Intan menelan ludahnya membuang rasa geroginya, kemudian ia membuntuti Ivan masuk kekantor sekolah. Ivan duduk dikursinya lalu Intan duduk dihadapan Ivan dengan kursi yang sudah disediakan.

"Oke, kamu biasa aja yah." Ivan menenangkan Intan karena ia melihat mimik wajah Intan yang cukup tegang saat ini, pasalnya Intan juga jarang kekantor sekolah karena ia juga jarang membuat masalah apalagi seperti dihakimi saat ini.

"Jadi saya mau kasih tahu," Ivan membuka pembicaraan.

"Kasih tau apa kak? "

"kamu kalo ada apa-apa ke saya aja, Ilmi udah nitipin kamu ke saya."

"Oh, iya kak. Papah juga kemarin sempat omong katanya teman kak Ilmi yang mau jagain saya," Intan tersenyum.

"Iya, jadi kemarin saya itu mau nemuin papah kamu tapi gak sempat ada urusan biasa, jadi yaudah deh saya gak nyamperin kamu. "

"Btw kak, emang disini gak boleh omong lu-gue yaa?. Jujur, aku gak enak kalo omong, apalagi sama teman-teman aku yang sepantaran jadi, gimana gitu."

"Namanya juga dipesantren kita harus mematuhi peraturan yang ada."


"Kak,kok kakak bisa jadi guru disini?"

"ih, kepo"

Intan hanya memutar bola mata malasnya.

"Oh, iya kamu jangan panggil saya kakak kalau dipondok yaa."

"Gak mau,blee," Intan menjulurkan lidah kearah Ivan, ia meledek Ivan. Dan Ivan pun memijat pelan pelipisnya karena ia rasa santri baru tahun ini otaknya miring semua.

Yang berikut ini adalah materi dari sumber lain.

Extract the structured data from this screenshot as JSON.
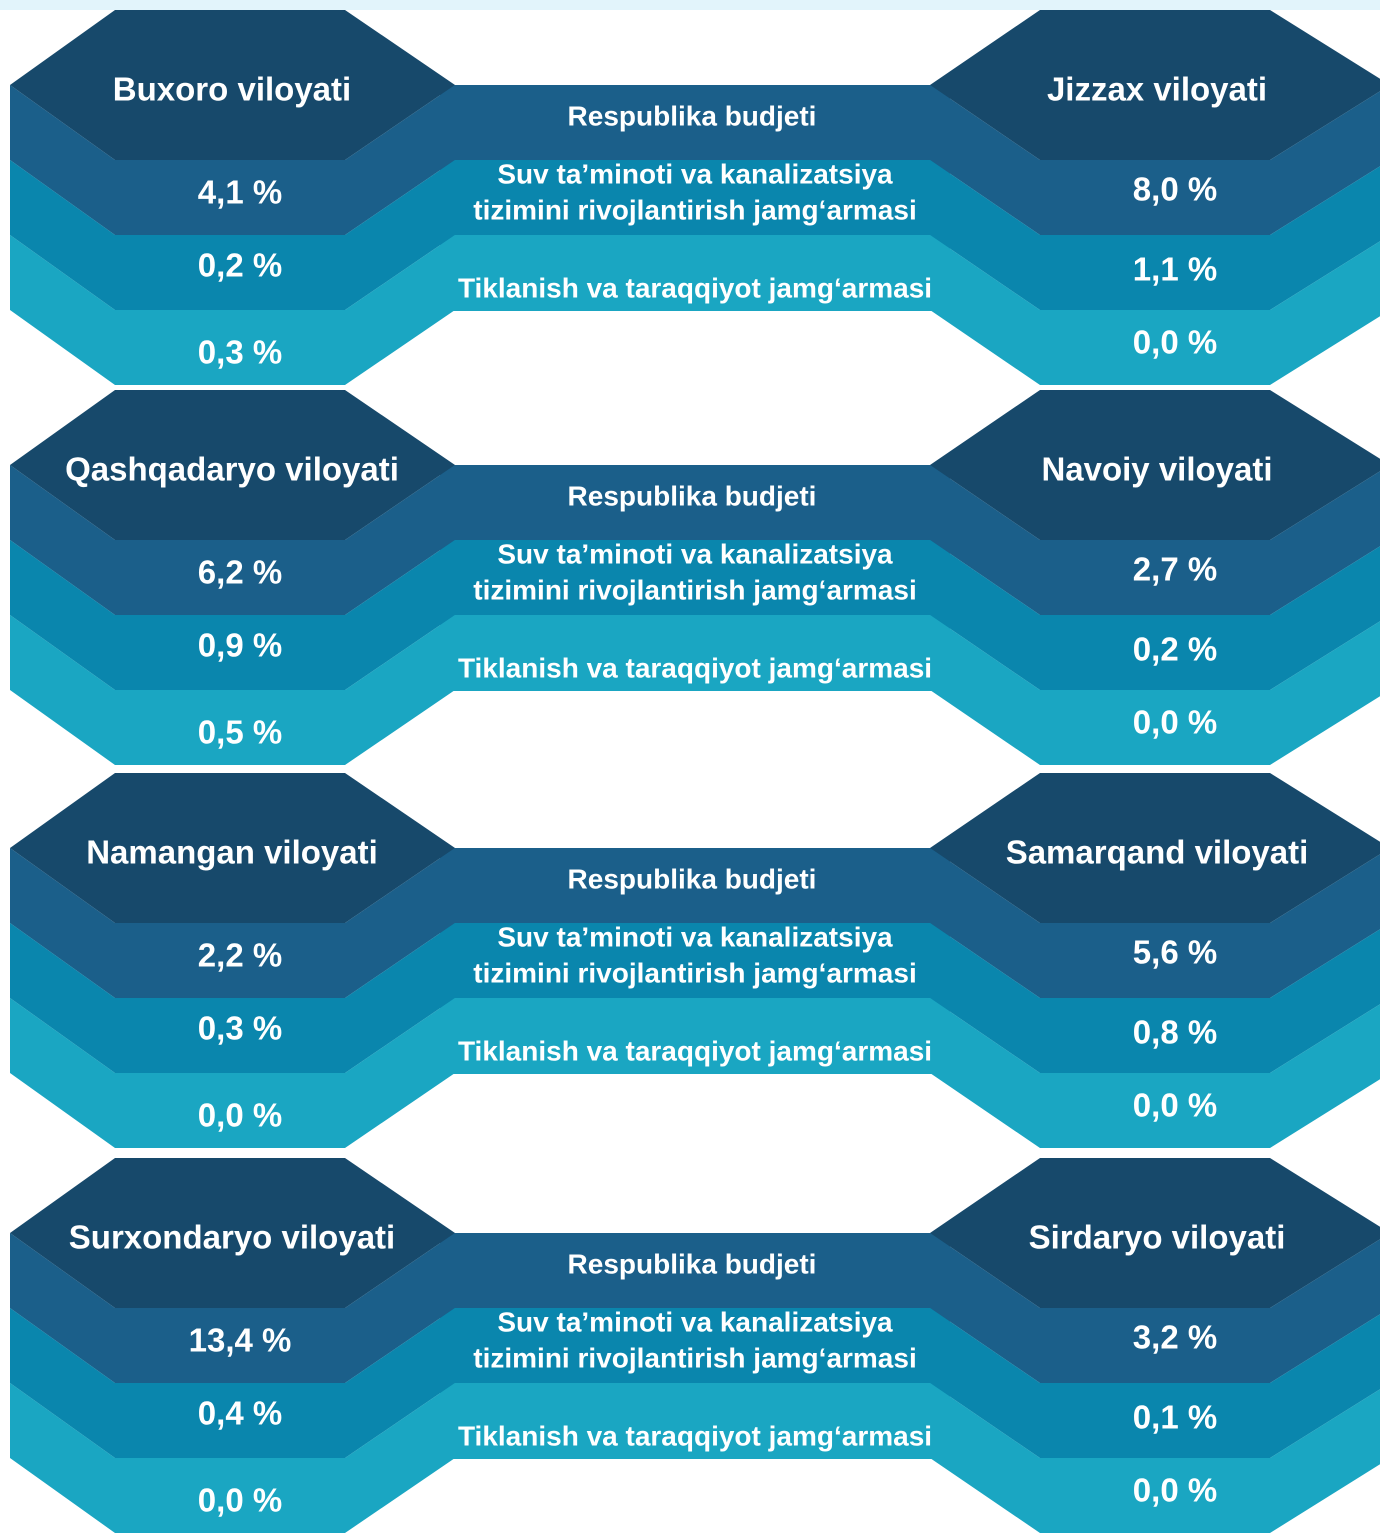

"Kalau kamu gak mau, nanti ada kecemburan sosial." Ivan mengeluarkan suara pasrahnya, Lalu Intan menyipitkan matanya.

"Kecemburuan sosial, emang kakak siapa? " tanya Intan yang agak bingung dengan maksud Ivan.

"Kamu tau kan saya em em,"

Intan memiringkan wajahnya bingung sesekali ia menggaruk kepalanya yang diselimuti kerudung.

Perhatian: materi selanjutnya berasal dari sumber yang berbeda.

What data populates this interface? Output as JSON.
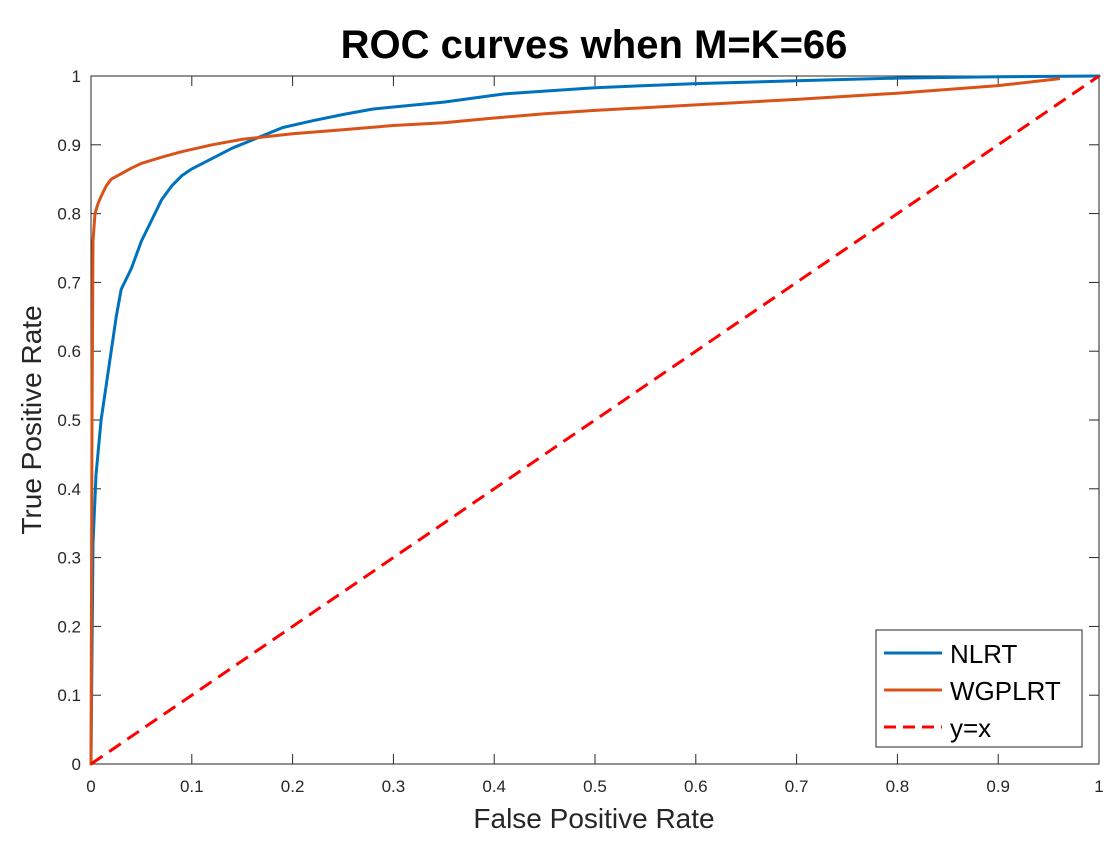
{
  "chart_data": {
    "type": "line",
    "title": "ROC curves when M=K=66",
    "xlabel": "False Positive Rate",
    "ylabel": "True Positive Rate",
    "xlim": [
      0,
      1
    ],
    "ylim": [
      0,
      1
    ],
    "x_ticks": [
      "0",
      "0.1",
      "0.2",
      "0.3",
      "0.4",
      "0.5",
      "0.6",
      "0.7",
      "0.8",
      "0.9",
      "1"
    ],
    "y_ticks": [
      "0",
      "0.1",
      "0.2",
      "0.3",
      "0.4",
      "0.5",
      "0.6",
      "0.7",
      "0.8",
      "0.9",
      "1"
    ],
    "grid": false,
    "legend_position": "bottom-right",
    "series": [
      {
        "name": "NLRT",
        "color": "#0072BD",
        "style": "solid",
        "points": [
          [
            0,
            0
          ],
          [
            0.002,
            0.32
          ],
          [
            0.005,
            0.42
          ],
          [
            0.01,
            0.5
          ],
          [
            0.02,
            0.6
          ],
          [
            0.025,
            0.65
          ],
          [
            0.03,
            0.69
          ],
          [
            0.04,
            0.72
          ],
          [
            0.05,
            0.76
          ],
          [
            0.06,
            0.79
          ],
          [
            0.07,
            0.82
          ],
          [
            0.08,
            0.84
          ],
          [
            0.09,
            0.855
          ],
          [
            0.1,
            0.865
          ],
          [
            0.12,
            0.88
          ],
          [
            0.14,
            0.895
          ],
          [
            0.16,
            0.907
          ],
          [
            0.19,
            0.925
          ],
          [
            0.22,
            0.935
          ],
          [
            0.25,
            0.944
          ],
          [
            0.28,
            0.952
          ],
          [
            0.3,
            0.955
          ],
          [
            0.35,
            0.962
          ],
          [
            0.41,
            0.974
          ],
          [
            0.45,
            0.978
          ],
          [
            0.5,
            0.983
          ],
          [
            0.55,
            0.986
          ],
          [
            0.6,
            0.989
          ],
          [
            0.7,
            0.993
          ],
          [
            0.8,
            0.997
          ],
          [
            0.9,
            0.999
          ],
          [
            1,
            1
          ]
        ]
      },
      {
        "name": "WGPLRT",
        "color": "#D95319",
        "style": "solid",
        "points": [
          [
            0,
            0
          ],
          [
            0.001,
            0.5
          ],
          [
            0.002,
            0.76
          ],
          [
            0.004,
            0.8
          ],
          [
            0.007,
            0.815
          ],
          [
            0.01,
            0.825
          ],
          [
            0.015,
            0.84
          ],
          [
            0.02,
            0.85
          ],
          [
            0.03,
            0.858
          ],
          [
            0.04,
            0.866
          ],
          [
            0.05,
            0.873
          ],
          [
            0.07,
            0.882
          ],
          [
            0.09,
            0.89
          ],
          [
            0.12,
            0.9
          ],
          [
            0.15,
            0.908
          ],
          [
            0.2,
            0.916
          ],
          [
            0.25,
            0.922
          ],
          [
            0.3,
            0.928
          ],
          [
            0.35,
            0.932
          ],
          [
            0.4,
            0.939
          ],
          [
            0.45,
            0.945
          ],
          [
            0.5,
            0.95
          ],
          [
            0.6,
            0.958
          ],
          [
            0.7,
            0.966
          ],
          [
            0.8,
            0.975
          ],
          [
            0.9,
            0.986
          ],
          [
            0.96,
            0.996
          ]
        ]
      },
      {
        "name": "y=x",
        "color": "#FF0000",
        "style": "dashed",
        "points": [
          [
            0,
            0
          ],
          [
            1,
            1
          ]
        ]
      }
    ]
  }
}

"Aduh, udahlah nanti juga kamu tahu sendiri."

"Oh, yaudah." Intan memutar bola mata malasnya lagi.

"Yaudah," Ivan mendongakan dagunya tak mau kalah.

"Saya pergi nih?" tanya Intan untuk mengkodekan dia malu untuk berjalan sendirian apalagi melewati asrama santri putra.

"Iya, sana pergi" usir Ivan.

Hah!? sama aja mau jadi guru kek, mau jadi manusia kek, tetep ngeselin. Keluh Intan didalam hati, ia bingung harus bagaimana. Karena ia tengsin balik kekelas sendirian ,apalagi melewati asrama putra, jika bisa Intan ingin mencakar-cakar wajah Ivan sekarang karena dialah yang membuat Intan jadi begini. Walaupun fikiran Intan melayang kemana-mana, tapi bola mata Intan tetap tertuju pada Ivan yang tengah memandanginya dengan tatapan sinis saat ini, karena Ivan juga risih dengan cara pandang Intan yang seperti banteng ingin menyuruduk orang.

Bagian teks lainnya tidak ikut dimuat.